Et puis Magalie se souvient que ça fait déjà longtemps qu'elle n'a pas pleurer.
Et puis elle cherche dans sa mémoire...
Non. Elle ne se souvient pas avoir déjà pleurer.
Elle cherche.
Oui... les enfants pleurent.
Les enfants... humains.

Elle reste là, un instant. Comme en suspension au milieu de ces idées très graves qui lui sont passées dans la tête. Le souffle coupé. Dans un état... pas un état de choc, mais plutôt avec le désir de se laisser un temps de répit avant d'y penser...
Même en pensant à ses parents, elle n'arrive pas à se rassurer. Comment sa mère aurait-elle pu tomber amoureux d'un robot par inadvertance?
Impossible... Enfin, il semble peu probable que la maman de Magalie se soit fourvoyé à ce point.
...
Peut-être que sa mère le savait.
Peut-être que sa mère est tombée amoureuse d'un robot de façon parfaitement consciente.
Peut-être même que ses parents voulaient un bébé un peu mécanique...
Magalie a l'impression d'entendre cette petit camarade à côté d'elle, profiter de toutes ces questions pour s'immiscer dans sa conversation intérieure.
Elle sait bien, Magali, que ces choses là n'existent pas. Ce ne sont peut-être même pas ses propres idées qui la travaillent, mais bien les idées de cette fille bizarre.

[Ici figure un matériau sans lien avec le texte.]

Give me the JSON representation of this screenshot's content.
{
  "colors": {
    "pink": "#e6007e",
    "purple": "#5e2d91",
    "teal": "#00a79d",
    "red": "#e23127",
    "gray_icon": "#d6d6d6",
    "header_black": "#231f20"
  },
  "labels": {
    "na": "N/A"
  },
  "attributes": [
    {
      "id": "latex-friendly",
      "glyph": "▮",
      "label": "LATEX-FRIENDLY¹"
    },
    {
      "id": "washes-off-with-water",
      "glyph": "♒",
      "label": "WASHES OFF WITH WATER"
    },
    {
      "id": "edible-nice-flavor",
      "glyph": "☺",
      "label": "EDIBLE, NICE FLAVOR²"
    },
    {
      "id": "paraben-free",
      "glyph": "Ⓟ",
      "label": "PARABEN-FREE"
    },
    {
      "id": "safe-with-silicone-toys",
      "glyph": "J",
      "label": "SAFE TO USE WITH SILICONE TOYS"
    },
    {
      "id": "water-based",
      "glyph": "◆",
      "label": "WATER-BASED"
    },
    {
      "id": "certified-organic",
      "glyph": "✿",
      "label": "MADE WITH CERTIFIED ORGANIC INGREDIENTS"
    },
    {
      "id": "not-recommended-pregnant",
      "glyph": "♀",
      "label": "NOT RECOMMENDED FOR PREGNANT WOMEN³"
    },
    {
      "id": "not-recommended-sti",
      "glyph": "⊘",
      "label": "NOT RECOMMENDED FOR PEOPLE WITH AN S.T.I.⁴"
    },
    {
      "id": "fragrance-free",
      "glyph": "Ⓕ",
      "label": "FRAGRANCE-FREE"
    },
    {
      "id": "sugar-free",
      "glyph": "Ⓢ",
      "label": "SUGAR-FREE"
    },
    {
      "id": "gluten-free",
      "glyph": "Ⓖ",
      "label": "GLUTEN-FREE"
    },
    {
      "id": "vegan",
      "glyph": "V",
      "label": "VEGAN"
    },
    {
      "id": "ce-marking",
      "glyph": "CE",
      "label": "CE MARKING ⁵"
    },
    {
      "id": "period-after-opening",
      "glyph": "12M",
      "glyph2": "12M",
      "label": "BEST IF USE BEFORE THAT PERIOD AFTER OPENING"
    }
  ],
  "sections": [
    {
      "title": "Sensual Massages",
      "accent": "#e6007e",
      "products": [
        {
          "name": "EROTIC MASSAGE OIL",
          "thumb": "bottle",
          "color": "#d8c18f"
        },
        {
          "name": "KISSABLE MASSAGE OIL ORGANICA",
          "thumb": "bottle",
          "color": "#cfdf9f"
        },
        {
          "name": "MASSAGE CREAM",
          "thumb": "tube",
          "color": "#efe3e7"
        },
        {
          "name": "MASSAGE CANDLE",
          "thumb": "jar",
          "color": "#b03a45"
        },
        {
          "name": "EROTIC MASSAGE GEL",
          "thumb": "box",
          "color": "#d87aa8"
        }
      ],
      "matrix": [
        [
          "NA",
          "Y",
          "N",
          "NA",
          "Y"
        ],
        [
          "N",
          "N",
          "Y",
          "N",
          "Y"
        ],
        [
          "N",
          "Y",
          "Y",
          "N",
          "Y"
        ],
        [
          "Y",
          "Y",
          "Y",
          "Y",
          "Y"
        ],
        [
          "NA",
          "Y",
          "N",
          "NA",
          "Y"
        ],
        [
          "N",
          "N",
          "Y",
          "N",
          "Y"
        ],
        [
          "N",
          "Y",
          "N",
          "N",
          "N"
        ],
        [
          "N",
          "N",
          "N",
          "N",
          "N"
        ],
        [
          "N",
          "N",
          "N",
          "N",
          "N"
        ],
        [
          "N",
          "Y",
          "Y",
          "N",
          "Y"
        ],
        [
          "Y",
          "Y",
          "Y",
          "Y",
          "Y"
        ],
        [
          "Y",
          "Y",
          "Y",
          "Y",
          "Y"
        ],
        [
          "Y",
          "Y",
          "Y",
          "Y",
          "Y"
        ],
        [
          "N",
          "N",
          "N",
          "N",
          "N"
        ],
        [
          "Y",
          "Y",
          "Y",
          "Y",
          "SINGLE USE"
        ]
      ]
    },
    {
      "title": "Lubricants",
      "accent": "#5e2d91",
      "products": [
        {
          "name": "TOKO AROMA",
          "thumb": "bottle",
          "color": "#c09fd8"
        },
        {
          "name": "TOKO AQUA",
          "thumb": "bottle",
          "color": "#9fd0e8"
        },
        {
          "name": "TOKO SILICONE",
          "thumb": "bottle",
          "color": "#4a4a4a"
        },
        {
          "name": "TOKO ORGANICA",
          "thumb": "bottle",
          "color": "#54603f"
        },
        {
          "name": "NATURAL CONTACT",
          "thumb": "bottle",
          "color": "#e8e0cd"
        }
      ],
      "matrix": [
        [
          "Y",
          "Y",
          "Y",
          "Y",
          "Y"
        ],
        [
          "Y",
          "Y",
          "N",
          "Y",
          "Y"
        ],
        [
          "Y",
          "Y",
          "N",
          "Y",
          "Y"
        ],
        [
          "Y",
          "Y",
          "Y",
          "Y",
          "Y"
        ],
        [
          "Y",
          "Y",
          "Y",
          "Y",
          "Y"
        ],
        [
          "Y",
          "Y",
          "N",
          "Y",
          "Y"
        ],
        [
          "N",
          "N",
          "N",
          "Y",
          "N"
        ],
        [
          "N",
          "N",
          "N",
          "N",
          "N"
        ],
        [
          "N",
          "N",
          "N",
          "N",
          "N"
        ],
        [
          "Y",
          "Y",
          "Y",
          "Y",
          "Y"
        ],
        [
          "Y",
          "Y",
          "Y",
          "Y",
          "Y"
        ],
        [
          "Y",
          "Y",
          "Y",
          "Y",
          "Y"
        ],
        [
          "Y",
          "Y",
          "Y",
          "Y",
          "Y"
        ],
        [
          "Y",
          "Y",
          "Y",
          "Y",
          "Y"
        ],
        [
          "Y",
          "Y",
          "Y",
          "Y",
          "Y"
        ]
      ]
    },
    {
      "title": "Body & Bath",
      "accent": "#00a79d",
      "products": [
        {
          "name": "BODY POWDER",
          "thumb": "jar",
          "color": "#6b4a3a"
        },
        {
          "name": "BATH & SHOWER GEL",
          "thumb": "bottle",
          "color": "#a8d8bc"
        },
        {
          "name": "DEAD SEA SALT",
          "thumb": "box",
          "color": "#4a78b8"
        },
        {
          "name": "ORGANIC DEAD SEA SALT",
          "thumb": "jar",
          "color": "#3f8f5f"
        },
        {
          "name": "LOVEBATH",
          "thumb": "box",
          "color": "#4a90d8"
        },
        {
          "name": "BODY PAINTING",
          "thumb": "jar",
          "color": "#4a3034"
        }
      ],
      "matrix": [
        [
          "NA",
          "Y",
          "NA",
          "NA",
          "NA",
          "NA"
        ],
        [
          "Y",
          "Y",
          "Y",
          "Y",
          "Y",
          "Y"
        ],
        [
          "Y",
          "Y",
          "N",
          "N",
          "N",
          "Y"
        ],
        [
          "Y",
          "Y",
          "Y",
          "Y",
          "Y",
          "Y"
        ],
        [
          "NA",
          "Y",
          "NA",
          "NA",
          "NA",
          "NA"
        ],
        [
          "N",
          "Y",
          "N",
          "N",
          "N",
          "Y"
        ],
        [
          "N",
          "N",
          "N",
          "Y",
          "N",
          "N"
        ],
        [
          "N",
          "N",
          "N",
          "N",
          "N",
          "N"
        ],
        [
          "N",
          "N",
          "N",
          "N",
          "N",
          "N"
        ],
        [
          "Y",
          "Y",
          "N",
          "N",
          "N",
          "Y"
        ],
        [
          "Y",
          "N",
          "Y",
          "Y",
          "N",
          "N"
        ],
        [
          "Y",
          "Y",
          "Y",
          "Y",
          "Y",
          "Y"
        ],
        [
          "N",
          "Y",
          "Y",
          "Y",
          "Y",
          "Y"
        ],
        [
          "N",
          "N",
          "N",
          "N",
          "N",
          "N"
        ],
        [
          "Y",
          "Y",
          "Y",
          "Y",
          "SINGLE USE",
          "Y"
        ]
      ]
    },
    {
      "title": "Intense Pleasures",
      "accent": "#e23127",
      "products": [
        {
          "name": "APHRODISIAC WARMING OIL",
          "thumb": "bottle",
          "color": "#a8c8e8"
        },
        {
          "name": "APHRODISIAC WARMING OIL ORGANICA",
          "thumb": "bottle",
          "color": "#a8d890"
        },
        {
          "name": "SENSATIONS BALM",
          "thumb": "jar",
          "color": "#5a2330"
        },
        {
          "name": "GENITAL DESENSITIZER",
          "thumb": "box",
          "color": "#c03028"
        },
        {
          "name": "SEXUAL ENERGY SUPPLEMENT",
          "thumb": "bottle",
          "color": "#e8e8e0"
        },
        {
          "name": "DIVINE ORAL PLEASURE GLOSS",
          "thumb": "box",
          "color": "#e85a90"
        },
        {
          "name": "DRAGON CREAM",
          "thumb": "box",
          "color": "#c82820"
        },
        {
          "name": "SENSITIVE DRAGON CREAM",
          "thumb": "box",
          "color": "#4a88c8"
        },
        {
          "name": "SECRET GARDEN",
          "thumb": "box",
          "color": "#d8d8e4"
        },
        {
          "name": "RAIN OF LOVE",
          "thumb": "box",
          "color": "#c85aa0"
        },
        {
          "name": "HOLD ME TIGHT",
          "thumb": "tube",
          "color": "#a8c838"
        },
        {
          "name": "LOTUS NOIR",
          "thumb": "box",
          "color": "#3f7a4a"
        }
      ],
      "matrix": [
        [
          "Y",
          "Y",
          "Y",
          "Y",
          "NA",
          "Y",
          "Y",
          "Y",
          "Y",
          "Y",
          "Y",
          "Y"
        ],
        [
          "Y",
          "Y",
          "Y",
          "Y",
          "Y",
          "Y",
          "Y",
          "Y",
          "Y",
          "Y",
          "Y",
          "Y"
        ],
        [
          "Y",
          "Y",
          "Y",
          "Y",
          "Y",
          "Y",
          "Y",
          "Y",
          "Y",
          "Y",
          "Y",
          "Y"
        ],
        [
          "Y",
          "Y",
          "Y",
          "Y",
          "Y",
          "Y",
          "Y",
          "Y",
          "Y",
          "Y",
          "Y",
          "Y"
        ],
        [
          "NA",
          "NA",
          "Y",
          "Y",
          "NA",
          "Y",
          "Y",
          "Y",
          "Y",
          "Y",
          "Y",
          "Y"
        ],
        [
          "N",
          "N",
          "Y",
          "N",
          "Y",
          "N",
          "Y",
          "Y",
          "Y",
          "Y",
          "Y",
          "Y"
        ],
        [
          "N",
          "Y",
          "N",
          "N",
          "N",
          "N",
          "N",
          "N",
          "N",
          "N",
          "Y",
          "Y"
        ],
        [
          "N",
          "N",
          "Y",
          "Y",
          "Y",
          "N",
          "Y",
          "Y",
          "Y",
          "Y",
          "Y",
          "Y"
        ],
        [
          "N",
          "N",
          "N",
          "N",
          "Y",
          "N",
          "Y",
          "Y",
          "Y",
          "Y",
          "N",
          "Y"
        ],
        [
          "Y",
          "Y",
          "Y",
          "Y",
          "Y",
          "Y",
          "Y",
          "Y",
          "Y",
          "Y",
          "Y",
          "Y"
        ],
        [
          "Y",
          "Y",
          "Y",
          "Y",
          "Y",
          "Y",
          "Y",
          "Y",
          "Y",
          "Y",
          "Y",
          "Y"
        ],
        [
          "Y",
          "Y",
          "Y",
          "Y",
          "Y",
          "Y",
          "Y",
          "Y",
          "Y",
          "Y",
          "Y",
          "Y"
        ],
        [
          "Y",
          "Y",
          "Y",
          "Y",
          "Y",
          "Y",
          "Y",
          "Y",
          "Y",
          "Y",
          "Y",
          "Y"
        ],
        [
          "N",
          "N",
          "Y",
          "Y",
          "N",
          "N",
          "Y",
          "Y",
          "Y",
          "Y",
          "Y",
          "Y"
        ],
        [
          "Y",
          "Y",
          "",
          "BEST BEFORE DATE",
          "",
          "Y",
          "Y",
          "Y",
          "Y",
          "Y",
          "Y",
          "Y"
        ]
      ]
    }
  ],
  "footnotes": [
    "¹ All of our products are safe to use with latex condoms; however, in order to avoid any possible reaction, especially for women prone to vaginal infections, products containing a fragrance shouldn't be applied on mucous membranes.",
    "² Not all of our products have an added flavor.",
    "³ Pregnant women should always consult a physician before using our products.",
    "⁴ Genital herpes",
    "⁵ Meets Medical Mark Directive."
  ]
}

Elle se demande si les gens peuvent, par des moyens étranges, s'introduire dans la tête des autres pour y résider insidieusement et de façon permanente... Elle se demande si par hasard toute cette conversation qu'elle poursuit avec elle-même est réellement issue de sa propre volonté ou bien si c'est la volonté de cette petite fille, Margaux, avec son seau et sa petite pelle faisant semblant de jouer dans le bac à sable...

Et que penserait son père de toutes les idées qui lui passent par la tête? Son père...
Aurait-il voulu avoir un bébé mécanique, lui?
Magalie se demande s'il aimait tellement sa maman qu'il a renoncé à son rêve de bébé mécanique pour avoir une fille à moitié humaine seulement.
Elle est un peu rassurée.
Ça confirme un peu ce que son papa lui a dit quelques jours plus tôt. Qu'il aime sa maman plus que tout.
C'est pour cela qu'ils partent.
Tu es le fruit de cet amour, lui a-t-il dit ensuite, alors oui, bien sûr que je t'aime. Et je t'aimerais toujours, quoi qu'il arrive... tu es mon poussin.

Elle regarde par la fenêtre arrière de la voiture et se demande si on peut aimer toujours.

Non.
Magalie a pris son parti de penser que non, toujours n'existe pas. Si non maman serait assise sur le siège avant de la voiture. En fait, ils ne seraient même pas dans la voiture à cet instant puisqu'ils ne seraient pas en ce moment même entrain de quitter sa maison. Celle qu'elle aime parce qu'elle lui fait penser à maman...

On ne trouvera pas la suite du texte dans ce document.